It is known that the pandemic has been causing deep impacts in economies worldwide and for that reason the government has been publishing a series of measures in order to assist employers and employees in this atypical moment.
As result of this, the Supreme Federal Court (STF) ruled in several Direct Unconstitutionality Lawsuits (ADI 6342, 6344, 6346, 6349, 6352 e 6354) filed against some of those initiatives and settled that the articles 29 and 31 of the Provisional Measure 927/2020 should be suspended. Article 29 determined that the cases of coronavirus contamination would not be considered as an occupational illness, except if the employee could prove the causal link between the contamination and the company responsibility. Article 31, on its turn, stated that labor inspectors would be able to merely advise companies instead of applying fines and penalties for a certain period, except in some situations regarding specific irregularities.

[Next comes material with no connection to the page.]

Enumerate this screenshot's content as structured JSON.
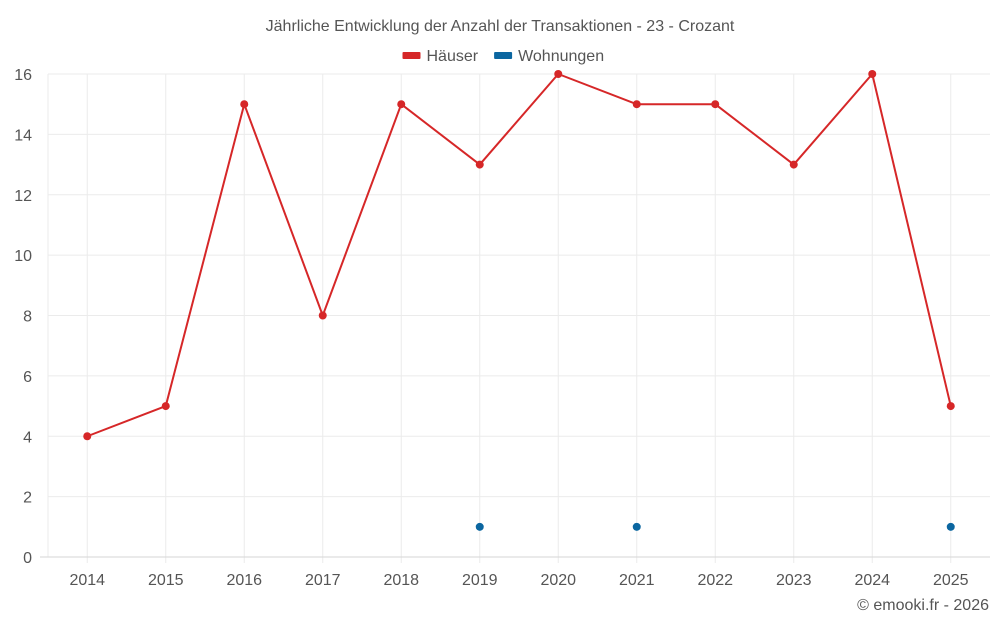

In the first case, it seems to us that things got back to the status quo ante, when the company had the burden to prove the lack of causal link between the contamination and the company’s responsibility. The burden of proof establishes the link between the work – its environment – and the contamination, enabling to decide whether the action or omission of the employer was the cause of the disease. The burden, therefore, is on the employer.

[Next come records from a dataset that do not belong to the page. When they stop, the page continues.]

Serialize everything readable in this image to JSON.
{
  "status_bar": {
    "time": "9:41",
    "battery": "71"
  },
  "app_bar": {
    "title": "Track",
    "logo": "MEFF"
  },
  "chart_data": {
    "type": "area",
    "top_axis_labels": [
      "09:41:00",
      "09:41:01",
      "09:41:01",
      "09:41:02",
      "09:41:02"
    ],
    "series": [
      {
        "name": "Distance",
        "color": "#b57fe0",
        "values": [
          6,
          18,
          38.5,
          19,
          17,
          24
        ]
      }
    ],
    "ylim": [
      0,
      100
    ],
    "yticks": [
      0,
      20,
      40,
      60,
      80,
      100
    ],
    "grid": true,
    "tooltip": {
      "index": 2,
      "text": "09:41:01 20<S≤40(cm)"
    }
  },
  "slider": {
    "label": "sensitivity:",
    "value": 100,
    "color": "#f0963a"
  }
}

In the second case, the STF understood that the activity of inspection could not be reduced to advising, since the labor audit is essential to guarantee the health of the employees and help in struggle on the fight against the pandemic.
Well, if the contamination via COVID-19 is to be considered as a work-related accident, regardless if the company activity is classified as essential or if the exposure to the virus is done at the employer’s risk, the Accident Prevention Factor (FAP) will reflect this information in the calculations of frequency, severity and cost. The occurrences registered in 2020 will impact the index in the years 2022 and 2023 and, when applied to the percentual of Environmental Occupational Risks (RAT), this could potentially raise social security contributions.

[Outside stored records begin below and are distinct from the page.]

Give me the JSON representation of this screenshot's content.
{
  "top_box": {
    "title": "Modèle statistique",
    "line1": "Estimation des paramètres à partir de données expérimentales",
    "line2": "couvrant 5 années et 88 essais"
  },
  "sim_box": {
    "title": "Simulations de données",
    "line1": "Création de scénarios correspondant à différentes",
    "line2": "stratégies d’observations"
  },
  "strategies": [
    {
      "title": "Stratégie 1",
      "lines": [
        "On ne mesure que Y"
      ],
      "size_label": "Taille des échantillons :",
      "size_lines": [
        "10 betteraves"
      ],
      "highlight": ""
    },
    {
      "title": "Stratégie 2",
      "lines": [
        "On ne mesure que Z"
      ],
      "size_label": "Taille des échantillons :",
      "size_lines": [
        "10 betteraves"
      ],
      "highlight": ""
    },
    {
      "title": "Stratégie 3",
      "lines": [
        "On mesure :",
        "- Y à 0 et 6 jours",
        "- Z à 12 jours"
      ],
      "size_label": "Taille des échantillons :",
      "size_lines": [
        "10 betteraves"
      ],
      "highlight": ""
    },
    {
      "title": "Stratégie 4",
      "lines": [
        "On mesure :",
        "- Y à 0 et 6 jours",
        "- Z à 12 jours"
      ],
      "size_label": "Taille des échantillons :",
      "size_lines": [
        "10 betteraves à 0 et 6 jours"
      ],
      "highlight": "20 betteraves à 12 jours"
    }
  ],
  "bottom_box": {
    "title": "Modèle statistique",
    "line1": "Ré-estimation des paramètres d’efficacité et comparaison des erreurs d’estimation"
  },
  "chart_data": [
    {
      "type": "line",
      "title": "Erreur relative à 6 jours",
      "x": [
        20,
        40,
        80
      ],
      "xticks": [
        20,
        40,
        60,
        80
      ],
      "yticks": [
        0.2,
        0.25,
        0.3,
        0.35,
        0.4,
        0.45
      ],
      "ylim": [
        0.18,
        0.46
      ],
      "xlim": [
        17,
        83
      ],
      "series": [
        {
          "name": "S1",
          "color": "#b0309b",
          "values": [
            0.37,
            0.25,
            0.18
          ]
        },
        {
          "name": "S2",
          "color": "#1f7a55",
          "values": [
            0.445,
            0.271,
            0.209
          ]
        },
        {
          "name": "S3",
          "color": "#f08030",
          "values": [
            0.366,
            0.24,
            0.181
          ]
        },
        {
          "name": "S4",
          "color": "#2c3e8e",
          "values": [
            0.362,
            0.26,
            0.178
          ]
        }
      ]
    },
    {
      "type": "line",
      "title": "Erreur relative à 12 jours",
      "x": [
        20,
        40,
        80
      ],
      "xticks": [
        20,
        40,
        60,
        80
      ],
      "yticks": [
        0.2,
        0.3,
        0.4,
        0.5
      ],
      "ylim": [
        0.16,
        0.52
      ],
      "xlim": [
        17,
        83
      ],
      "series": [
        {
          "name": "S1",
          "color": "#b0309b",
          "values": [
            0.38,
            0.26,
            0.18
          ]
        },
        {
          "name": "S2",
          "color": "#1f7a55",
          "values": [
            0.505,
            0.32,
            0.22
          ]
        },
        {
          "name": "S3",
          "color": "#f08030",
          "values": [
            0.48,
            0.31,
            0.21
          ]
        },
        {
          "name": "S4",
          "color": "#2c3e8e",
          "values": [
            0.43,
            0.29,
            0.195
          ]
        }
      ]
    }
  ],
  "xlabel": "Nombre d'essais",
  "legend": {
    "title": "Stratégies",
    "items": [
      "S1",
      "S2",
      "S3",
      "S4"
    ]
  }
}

There is an important point of attention here, because if the employer complied with the occupational safety and health rules, the issuance of the document of Communication of Work-related Accidents (CAT) to characterize this sinister could be impaired, or at the very least, raise a substantial doubt about whether the disease was work-related or not.
In this context, the Ministry of Economy published on March 27th the Circular Letter SEI n° 1088/2020, which grants general guidance for the employers and employees within the pandemic.
Essentially, the Circular Letter determines that the remote work must be prioritized. However, in the case of presential services, the employer should be attentive to the rules of personal hygiene of the employees, providing basic items to the sanitization. The Circular Letter highlights the importance of adequation of the work environment to the prevention of the virus and suggests the creation of a plan to diagnose suspicions of contamination and to transmit information to employees regarding the basic protocols of hygiene on their regular work breaks (e.g. washing hands with soap and water or granting hand sanitizer).
Additionally, employers must clean the work environment more often and in a more detailed manner, besides avoid agglomerations, which could be done with the change of work shifts. Still, the Circular Letter advises companies that have a lunchroom to pay attention to the distance between employees and states that cooks should wear face masks and gloves in order to avoid contamination. Regarding companies that offer transportation, the Circular Letter focus on the importance of keeping the windows open and frequent sanitization of seats and all surfaces of the vehicles.
The Circular letter also determines that face masks should only be used if recommended and in this hypothesis the employer must provide the material to its employees. Nonetheless, the Decree n° 64.959/2020 regulated the obligatory use of face masks in the state of São Paulo.
Hence, it is essential that the companies do care about the work environment, considering not only the applicable legislation of occupational safety and health, but also the recent publications that we briefly commented. Note that the municipalities and states not only can issue opinions about the subject, but also sponsor inspections.